Peter Drucker famously said that “Culture eats strategy for breakfast.” There have been two large cultural shifts in software engineering over the last 20 years that created the successful strategies behind how software is eating the world. First, there was Agile (2001). In response to the inefficiencies of classic “waterfall” software development, Agile focused on breaking down the barriers between software requirements, development, and testing by having software development teams own their roadmaps as well as their quality. Separate product management organizations evolved into product owners working directly with the software team. Similarly, separate quality assurance organizations evolved into a focus on building quality into the software development process. This should remind us of how we talk about needing to build security in, but most importantly, this change was effected by software teams themselves vs. forced onto them by a separate security organization. There is a lesson to be learned there.

Next came DevOps (2009), which brought the agile mindset to server operations. Software teams now began to own their deployment and their uptime. Treating software teams as the end-user and customer has driven the replacement of traditional ops with the cloud and replacing the traditional stack with serverless models. Ops teams evolved into software teams that provide platforms, tools, and self-service infrastructure to internal teams. They provide value by increasing internal teams’ productivity while reducing costs to the entire organization through economies of scale and other efficiencies. When a cross-functional team owns their features, their quality, their deployment, and their uptime, they fully own their end-to-end value stream. Next, they will evolve to also own their own risks and fully own their end-to-end impact.

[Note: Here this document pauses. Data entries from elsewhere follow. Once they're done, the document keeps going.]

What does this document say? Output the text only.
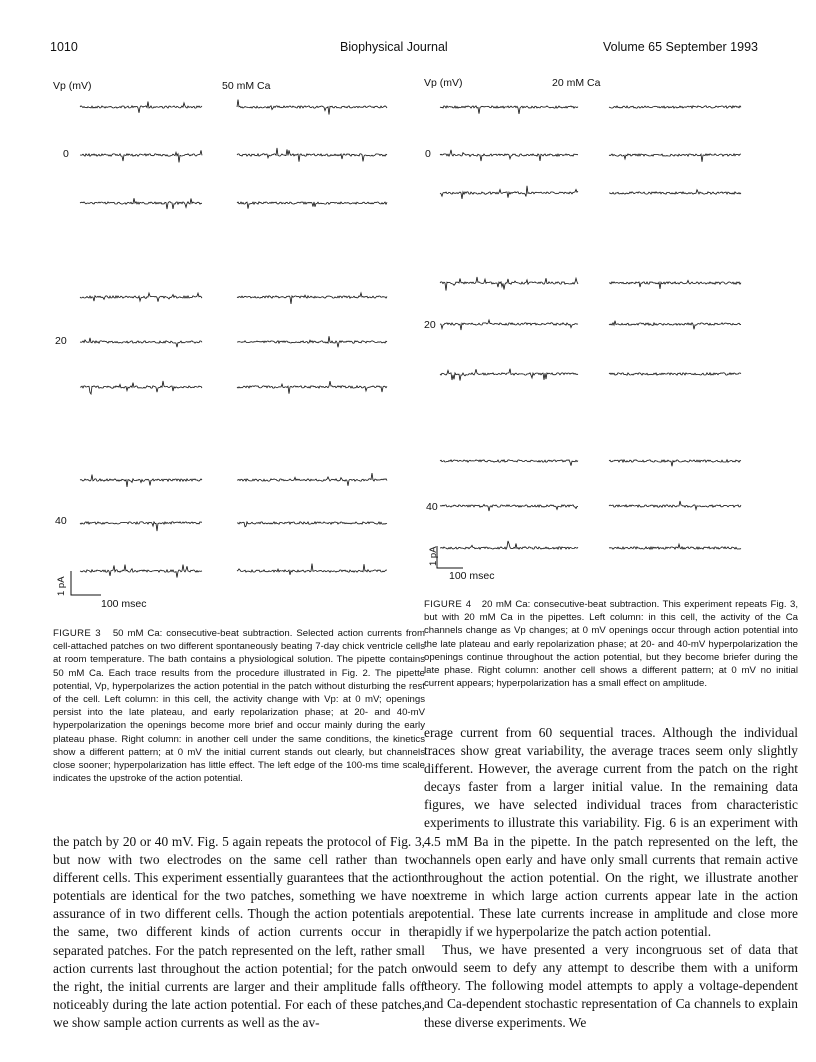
1010	Biophysical Journal	Volume 65 September 1993
Vp (mV)	50 mM Ca
0
20
40
1 pA
100 msec
Vp (mV)	20 mM Ca
0
20
40
1 pA
100 msec
FIGURE 3 50 mM Ca: consecutive-beat subtraction. Selected action currents from cell-attached patches on two different spontaneously beating 7-day chick ventricle cells at room temperature. The bath contains a physiological solution. The pipette contains 50 mM Ca. Each trace results from the procedure illustrated in Fig. 2. The pipette potential, Vp, hyperpolarizes the action potential in the patch without disturbing the rest of the cell. Left column: in this cell, the activity change with Vp: at 0 mV; openings persist into the late plateau, and early repolarization phase; at 20- and 40-mV hyperpolarization the openings become more brief and occur mainly during the early plateau phase. Right column: in another cell under the same conditions, the kinetics show a different pattern; at 0 mV the initial current stands out clearly, but channels close sooner; hyperpolarization has little effect. The left edge of the 100-ms time scale indicates the upstroke of the action potential.
FIGURE 4 20 mM Ca: consecutive-beat subtraction. This experiment repeats Fig. 3, but with 20 mM Ca in the pipettes. Left column: in this cell, the activity of the Ca channels change as Vp changes; at 0 mV openings occur through action potential into the late plateau and early repolarization phase; at 20- and 40-mV hyperpolarization the openings continue throughout the action potential, but they become briefer during the late phase. Right column: another cell shows a different pattern; at 0 mV no initial current appears; hyperpolarization has a small effect on amplitude.

the patch by 20 or 40 mV. Fig. 5 again repeats the protocol of Fig. 3, but now with two electrodes on the same cell rather than two different cells. This experiment essentially guarantees that the action potentials are identical for the two patches, something we have no assurance of in two different cells. Though the action potentials are the same, two different kinds of action currents occur in the separated patches. For the patch represented on the left, rather small action currents last throughout the action potential; for the patch on the right, the initial currents are larger and their amplitude falls off noticeably during the late action potential. For each of these patches, we show sample action currents as well as the av-

erage current from 60 sequential traces. Although the individual traces show great variability, the average traces seem only slightly different. However, the average current from the patch on the right decays faster from a larger initial value. In the remaining data figures, we have selected individual traces from characteristic experiments to illustrate this variability. Fig. 6 is an experiment with 4.5 mM Ba in the pipette. In the patch represented on the left, the channels open early and have only small currents that remain active throughout the action potential. On the right, we illustrate another extreme in which large action currents appear late in the action potential. These late currents increase in amplitude and close more rapidly if we hyperpolarize the patch action potential.

Thus, we have presented a very incongruous set of data that would seem to defy any attempt to describe them with a uniform theory. The following model attempts to apply a voltage-dependent and Ca-dependent stochastic representation of Ca channels to explain these diverse experiments. We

There are two big shifts involved as teams begin to own their end-to-end impact: software teams need to own their own security now and security teams need to become full-stack software teams. Just as separate product management and quality assurance organizations diffused into cross-functional software teams, security must now do the same. At his re:Invent 2018 Keynote, Amazon’s CTO Werner Vogels proclaimed that “security is everyone’s job now, not just the security team’s.” But if security is every teams’ job, what is the security team’s job? Just like how classic ops teams became internal infrastructure software teams, security teams will become internal security software teams that deliver value to internal teams through self-service platforms and tools. Security teams that adopt this approach will reduce the risk to the organization the most while also minimizing impact to overall productivity. In this talk, we’ll explore how this is already being done across high-performing companies and how to foster this security transformation at yours.


Presenters:

  • Dino Dai Zovi - Mobile Security Lead, Square
    Dino Dai Zovi is the Mobile Security Lead at Square. He has been working in information security for over 15 years with experience in red teaming, penetration testing, software security, information security management, and cybersecurity R&D. Dino is also a regular speaker at information security conferences having presented his independent research on memory corruption exploitation techniques, 802.11 wireless client attacks, and Intel VT-x virtualization rootkits at conferences around the world including Black Hat, RSA, DEFCON, and CanSecWest. He is a co-author of the books "The iOS Hacker's Handbook" (Wiley, 2012), "The Mac Hacker's Handbook" (Wiley, 2009) and "The Art of Software Security Testing" (Addison-Wesley, 2006). In 2008, eWEEK named him one of the 15 Most Influential People in Security. He is best known in the information security and Mac communities for winning the first PWN2OWN contest at CanSecWest 2007.